Do you have any research source for that, please? AFAIK death is more than anything connected to offspring survival. That is not considered to be 'social' by evolutionary biologists.
I’m confused what you want research about. That death and new generations enable our much faster social evolution and inherently improves the bus factor of all our systems? Do you need research to see this?
I would like to see research that connects age of death or death itself with social factors. AFAIK it's connected to offspring survival, which is not a social factor.
I'd just invoke Plank's principle and thousands of other examples right before your eyes.
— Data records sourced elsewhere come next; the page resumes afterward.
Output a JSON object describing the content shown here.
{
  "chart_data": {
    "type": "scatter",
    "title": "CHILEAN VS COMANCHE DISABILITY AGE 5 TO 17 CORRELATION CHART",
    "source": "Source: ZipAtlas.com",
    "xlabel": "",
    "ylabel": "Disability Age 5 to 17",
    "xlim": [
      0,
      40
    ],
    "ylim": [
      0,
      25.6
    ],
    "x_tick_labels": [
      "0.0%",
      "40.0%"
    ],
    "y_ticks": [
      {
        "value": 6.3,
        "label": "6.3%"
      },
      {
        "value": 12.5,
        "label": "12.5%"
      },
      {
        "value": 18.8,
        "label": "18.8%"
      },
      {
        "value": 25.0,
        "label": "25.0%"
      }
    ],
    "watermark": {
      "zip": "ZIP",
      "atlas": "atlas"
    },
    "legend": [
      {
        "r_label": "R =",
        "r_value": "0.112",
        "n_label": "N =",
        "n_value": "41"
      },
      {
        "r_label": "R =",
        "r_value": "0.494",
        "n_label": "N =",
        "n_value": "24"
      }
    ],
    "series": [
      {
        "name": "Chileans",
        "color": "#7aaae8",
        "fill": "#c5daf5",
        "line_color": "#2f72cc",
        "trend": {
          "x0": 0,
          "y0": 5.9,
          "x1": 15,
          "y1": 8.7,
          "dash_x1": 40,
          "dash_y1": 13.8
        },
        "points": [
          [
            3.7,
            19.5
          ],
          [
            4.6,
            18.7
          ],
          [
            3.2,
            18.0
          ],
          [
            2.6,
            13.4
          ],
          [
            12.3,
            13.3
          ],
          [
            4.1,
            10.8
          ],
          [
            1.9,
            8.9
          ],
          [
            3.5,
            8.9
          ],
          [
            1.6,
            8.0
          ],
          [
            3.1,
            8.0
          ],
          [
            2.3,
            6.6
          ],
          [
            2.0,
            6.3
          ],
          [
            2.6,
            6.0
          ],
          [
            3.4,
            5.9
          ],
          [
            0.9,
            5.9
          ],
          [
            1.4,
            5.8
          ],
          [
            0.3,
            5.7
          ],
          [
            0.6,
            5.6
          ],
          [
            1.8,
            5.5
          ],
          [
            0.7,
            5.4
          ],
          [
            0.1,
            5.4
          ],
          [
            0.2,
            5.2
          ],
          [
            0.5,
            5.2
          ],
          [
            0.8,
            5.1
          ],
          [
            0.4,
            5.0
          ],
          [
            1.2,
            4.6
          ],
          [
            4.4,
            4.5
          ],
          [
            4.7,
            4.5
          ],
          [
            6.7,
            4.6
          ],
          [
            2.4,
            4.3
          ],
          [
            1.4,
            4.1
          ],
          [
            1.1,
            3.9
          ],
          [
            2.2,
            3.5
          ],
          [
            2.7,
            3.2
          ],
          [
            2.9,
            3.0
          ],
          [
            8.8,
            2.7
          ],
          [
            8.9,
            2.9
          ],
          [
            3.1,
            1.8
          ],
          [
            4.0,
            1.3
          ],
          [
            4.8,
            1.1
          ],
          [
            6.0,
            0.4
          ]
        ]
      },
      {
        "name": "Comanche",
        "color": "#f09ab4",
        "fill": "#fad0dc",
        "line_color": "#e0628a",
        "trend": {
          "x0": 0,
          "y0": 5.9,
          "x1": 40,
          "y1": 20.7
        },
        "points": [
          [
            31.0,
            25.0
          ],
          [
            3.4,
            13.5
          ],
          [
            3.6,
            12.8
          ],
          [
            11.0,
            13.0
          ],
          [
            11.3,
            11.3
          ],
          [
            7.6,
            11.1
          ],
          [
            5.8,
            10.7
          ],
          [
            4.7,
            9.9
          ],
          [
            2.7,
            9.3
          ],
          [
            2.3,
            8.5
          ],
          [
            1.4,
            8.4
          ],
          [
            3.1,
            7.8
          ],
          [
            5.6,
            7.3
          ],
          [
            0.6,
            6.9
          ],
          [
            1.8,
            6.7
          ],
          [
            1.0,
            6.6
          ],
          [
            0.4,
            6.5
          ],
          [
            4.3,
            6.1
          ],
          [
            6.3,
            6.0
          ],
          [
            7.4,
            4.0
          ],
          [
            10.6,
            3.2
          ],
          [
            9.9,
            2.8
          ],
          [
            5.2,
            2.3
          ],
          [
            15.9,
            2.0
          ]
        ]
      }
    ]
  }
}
You shouldn't need research when you're swimming in the conclusion.
Sorry but this is going directly against evolutionary biology as it is commonly understood by evolutionary biologists and very successfully used to explain evolution. They don't care about invocations of Planck's principle, that's philosophical pondering, not useful genomics.
Cultural evolution is part of evolution as much as genetic evolution is. In fact cultural evolution in practice supersedes genetic evolution in many places because it adapts and propagates orders of magnitudes faster than genes.
If you want to ignore most of the picture and focus on the part you like, you're like a horse with eye covers. Only what you look at exists, and where you look determines where you want to go. It's not pretty.
I'm open to the broader picture and certainly the human culture has enormous impact on human bodies, the age of death, etc. But the comment I originally reacted to has suggested that death is entirely socially driven, which IMHO needs enormous proof and to me that simply doesn't make sense, as even entirely non-cultural beings die.